Revenons aux choses sérieuses. Cela nous est facilité par les déclarations de la spokeswoman de l’U.S. Trade Representative Office (USTRO) Neena Moorjani. A elle la parole, selon Defense News du 26 septembre.
« The U.S. Trade Representative’s Office (USTR) said that if European governments agree to provide such aid, it will become “much harder” for the United States and Europe to resolve a bitter dispute over subsidies each claims the other provides illegally to its major aircraft makers — the United States to Boeing, and Europe to EADS subsidiary Airbus.
» “Any commitment of funds for the A350 would be a step in the wrong direction,” said USTR spokeswoman Neena Moorjani. In May, the USTR began legal action against the European subsidies at the World Trade Organization.
» In the U.S. Congress, aides said the EADS action bolsters chances that the Senate will approve legislation already passed by the House to prohibit the U.S. military from buying Airbus tankers. The legislation prohibits the Pentagon from buying from any foreign company that receives subsidies from a government in the World Trade Organization. House members who helped draft the measure said it was aimed at barring EADS from getting a tanker contract.
» “Typically, the Senate is not inclined to put that kind of language into law,” said an aide to Rep. Norm Dicks, D-Wash. But House members hope EADS’ move to secure more launch aid will convince the Senate to concur with the House. »
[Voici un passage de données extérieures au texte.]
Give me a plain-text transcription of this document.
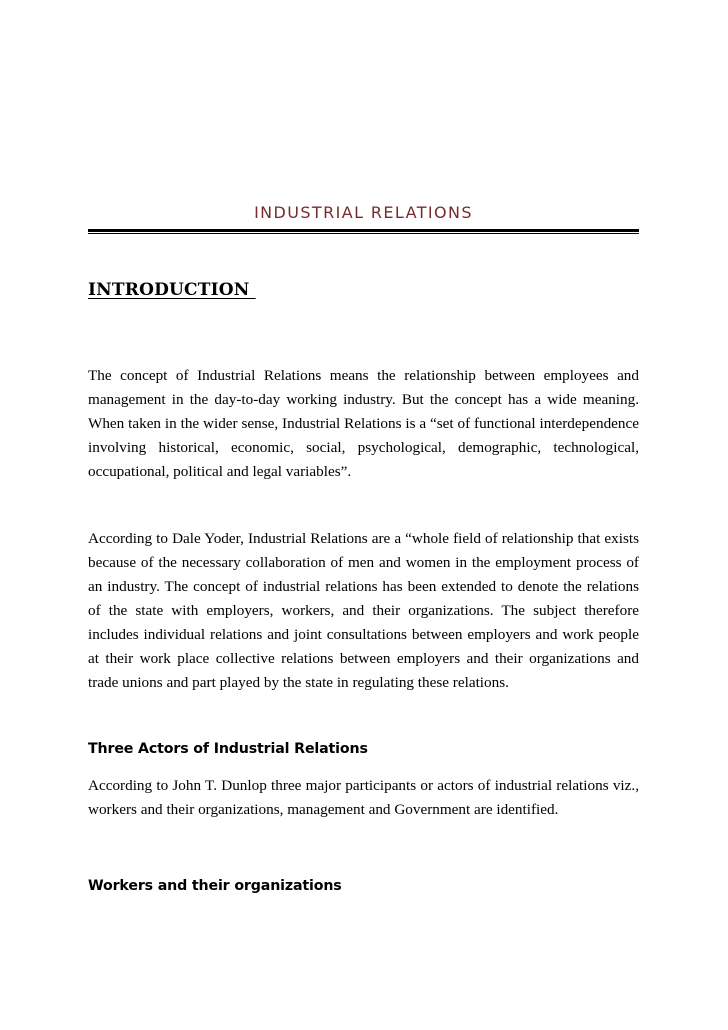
INDUSTRIAL RELATIONS
INTRODUCTION

The concept of Industrial Relations means the relationship between employees and management in the day-to-day working industry. But the concept has a wide meaning. When taken in the wider sense, Industrial Relations is a “set of functional interdependence involving historical, economic, social, psychological, demographic, technological, occupational, political and legal variables”.

According to Dale Yoder, Industrial Relations are a “whole field of relationship that exists because of the necessary collaboration of men and women in the employment process of an industry. The concept of industrial relations has been extended to denote the relations of the state with employers, workers, and their organizations. The subject therefore includes individual relations and joint consultations between employers and work people at their work place collective relations between employers and their organizations and trade unions and part played by the state in regulating these relations.

Three Actors of Industrial Relations

According to John T. Dunlop three major participants or actors of industrial relations viz., workers and their organizations, management and Government are identified.

Workers and their organizations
L’intervention est lumineuse. Elle ressort des vieilles ficelles américanistes qui paraissent décidément inusables, consistant pour l’administration qui négocie avec les Européens à leur dire, dans cette attitude caractéristique de chantage : “Écoutez, votre attitude dans le dossier dont nous discutons va déclencher la colère du Congrès, dont on sait qu’il tient les clefs de plusieurs décisions… Aidez-nous à vous aider en nuançant votre attitude pour que nous puissions plaider votre cause auprès du Congrès et permettre une conclusion heureuse de ces négociations”.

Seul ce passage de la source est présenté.